My only gripe is I wish they'd publish Codex CLI updates to homebrew the same time as npm. Us macOS users shouldn't have to wait an extra day :)
Claude still tends to add "fluff" around the solution and over-engineer, not that the code doesn't work, it's just it's ugly
Yeah, this makes sense. There's a fine line between good enough to do security research and good enough to be a prompt kiddie on steroids. At the same time, aligning the models for "safety" would probably make them worse overall, especially when dealing with security questions (i.e. analyse this code snippet and provide security feedback / improvements).

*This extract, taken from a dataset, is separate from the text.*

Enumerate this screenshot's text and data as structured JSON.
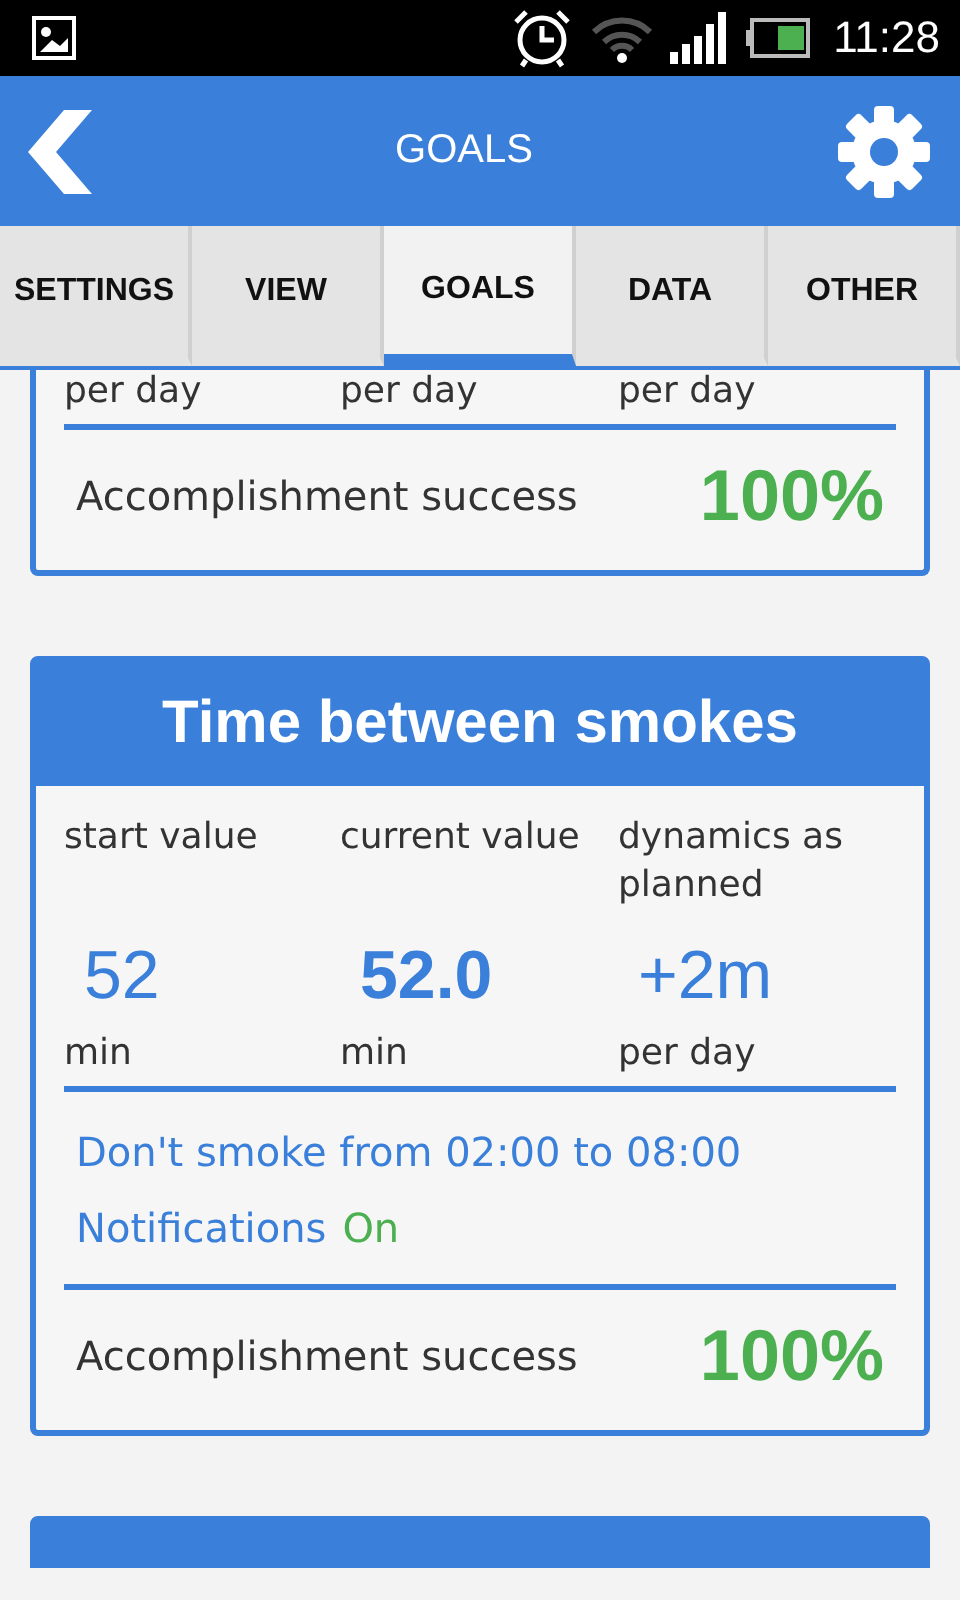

At the end of the day, after some KYC I see no reason why they shouldn't be "in the clear". They get all the positive news (i.e. our gpt666-pro-ultra-krypto-sec found a CVE in openBSD stable release), while not being exposed to tabloid style titles like "a 3 year old asked chatgpt to turn on the lights and chatgpt hacked into nasa, news at 5"...
Most of the time spent in vulnerability analysis is automatable grunt work. If you can just take that off the table, and free human testers up to think creatively about anomalous behavior identified for them, you're already drastically improving effectiveness.